Luftverkehr Mit Geschäftskunden aus der Krise


Der neue DBA-Besitzer Wöhrl will die zweitgrößte deutsche Fluggesellschaft mit der stärkeren Konzentration auf Geschäftskunden und einem harten Sparprogramm wieder auf Kurs bringen.

Es wird eine gewaltige Kraftanstrengung notwendig sein, um die Deutsche BA - immerhin die zweitgrößte inländische Fluggesellschaft - aus der wirtschaftlichen Schieflage zu befreien. Der neue Besitzer Hans Rudolf Wöhrl will dies mit einer stärkeren Konzentration auf Geschäftskunden und einem harten Sparprogramm angehen."Ob das machbar ist, wird sich zeigen." Falls die chronisch defizitäre DBA den Sprung in die Gewinnzone nicht schafft, schließt Wöhrl auch eine Schließung nicht aus.

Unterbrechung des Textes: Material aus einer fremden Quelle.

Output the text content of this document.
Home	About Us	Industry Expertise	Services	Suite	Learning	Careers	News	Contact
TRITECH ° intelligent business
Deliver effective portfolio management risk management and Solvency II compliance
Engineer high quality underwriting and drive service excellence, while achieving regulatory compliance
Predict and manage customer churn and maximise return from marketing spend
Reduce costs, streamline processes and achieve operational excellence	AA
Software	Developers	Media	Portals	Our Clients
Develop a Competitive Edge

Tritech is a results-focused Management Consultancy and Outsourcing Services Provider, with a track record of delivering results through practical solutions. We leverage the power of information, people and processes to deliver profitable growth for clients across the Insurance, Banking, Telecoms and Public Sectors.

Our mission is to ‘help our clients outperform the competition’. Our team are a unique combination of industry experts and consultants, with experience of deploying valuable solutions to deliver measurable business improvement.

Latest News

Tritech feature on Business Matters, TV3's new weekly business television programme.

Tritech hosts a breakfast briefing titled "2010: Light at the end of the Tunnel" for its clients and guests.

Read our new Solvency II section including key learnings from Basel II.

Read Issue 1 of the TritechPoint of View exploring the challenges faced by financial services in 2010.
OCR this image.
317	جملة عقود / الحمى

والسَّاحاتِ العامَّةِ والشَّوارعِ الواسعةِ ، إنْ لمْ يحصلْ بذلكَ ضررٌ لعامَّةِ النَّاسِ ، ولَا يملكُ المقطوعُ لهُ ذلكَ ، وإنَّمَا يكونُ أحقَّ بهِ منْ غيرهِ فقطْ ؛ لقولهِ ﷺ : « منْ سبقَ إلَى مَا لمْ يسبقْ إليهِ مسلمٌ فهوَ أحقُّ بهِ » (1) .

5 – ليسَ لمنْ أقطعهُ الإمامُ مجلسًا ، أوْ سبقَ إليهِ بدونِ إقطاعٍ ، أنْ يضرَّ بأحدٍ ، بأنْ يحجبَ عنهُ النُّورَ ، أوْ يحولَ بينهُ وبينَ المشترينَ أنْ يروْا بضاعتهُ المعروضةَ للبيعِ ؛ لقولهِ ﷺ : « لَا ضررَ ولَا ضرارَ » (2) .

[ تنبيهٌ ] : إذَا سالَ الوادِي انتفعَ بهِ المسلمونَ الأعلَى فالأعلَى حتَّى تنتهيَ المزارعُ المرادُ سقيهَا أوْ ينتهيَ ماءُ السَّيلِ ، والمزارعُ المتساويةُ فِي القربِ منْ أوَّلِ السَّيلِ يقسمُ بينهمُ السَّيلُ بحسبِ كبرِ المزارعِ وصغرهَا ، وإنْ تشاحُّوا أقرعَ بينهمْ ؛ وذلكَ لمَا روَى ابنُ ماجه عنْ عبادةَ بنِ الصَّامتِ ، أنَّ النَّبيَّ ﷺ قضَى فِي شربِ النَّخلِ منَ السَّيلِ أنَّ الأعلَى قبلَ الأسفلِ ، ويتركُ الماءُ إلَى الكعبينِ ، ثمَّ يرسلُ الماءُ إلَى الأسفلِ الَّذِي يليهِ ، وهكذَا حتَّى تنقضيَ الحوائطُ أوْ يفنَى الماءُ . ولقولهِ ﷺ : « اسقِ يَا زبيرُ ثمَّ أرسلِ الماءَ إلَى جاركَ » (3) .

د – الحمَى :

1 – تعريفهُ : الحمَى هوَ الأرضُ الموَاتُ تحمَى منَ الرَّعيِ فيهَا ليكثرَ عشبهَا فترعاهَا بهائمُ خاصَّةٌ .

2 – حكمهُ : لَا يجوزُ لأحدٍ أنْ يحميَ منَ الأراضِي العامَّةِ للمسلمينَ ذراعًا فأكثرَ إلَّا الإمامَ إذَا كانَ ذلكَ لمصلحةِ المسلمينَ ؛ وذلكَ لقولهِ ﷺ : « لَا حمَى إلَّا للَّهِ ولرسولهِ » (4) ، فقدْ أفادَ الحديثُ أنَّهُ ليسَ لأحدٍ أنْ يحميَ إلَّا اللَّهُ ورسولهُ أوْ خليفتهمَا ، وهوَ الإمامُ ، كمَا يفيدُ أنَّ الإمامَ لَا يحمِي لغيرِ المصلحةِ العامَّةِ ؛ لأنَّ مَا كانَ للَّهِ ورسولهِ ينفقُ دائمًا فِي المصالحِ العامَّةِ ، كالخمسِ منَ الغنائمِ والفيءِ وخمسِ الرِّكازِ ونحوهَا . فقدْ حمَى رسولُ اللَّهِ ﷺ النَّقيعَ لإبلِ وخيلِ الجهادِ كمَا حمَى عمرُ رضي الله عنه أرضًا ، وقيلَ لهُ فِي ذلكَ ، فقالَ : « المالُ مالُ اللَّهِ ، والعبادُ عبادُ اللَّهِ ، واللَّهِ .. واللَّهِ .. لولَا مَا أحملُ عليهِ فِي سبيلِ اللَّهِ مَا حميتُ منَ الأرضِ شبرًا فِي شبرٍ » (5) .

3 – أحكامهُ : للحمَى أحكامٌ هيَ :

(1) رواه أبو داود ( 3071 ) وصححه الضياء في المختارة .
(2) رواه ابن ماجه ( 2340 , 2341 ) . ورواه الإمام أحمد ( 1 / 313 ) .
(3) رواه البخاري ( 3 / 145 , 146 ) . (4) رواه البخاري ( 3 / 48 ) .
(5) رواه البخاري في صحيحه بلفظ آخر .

Kein reiner Billigflieger mehr

Unter Wöhrls Führung wird sich die DBA teilweise vom Konzept eines Billigfliegers verabschieden. Ein Schwerpunkt des neuen Tarifsystems ist das Business-Ticket. Für einen einfachen Flug kostet dieses 175 Euro. Es ist kostenlos umbuchbar. Daneben will Wöhrl auch Spartarife ab 25 Euro anbieten.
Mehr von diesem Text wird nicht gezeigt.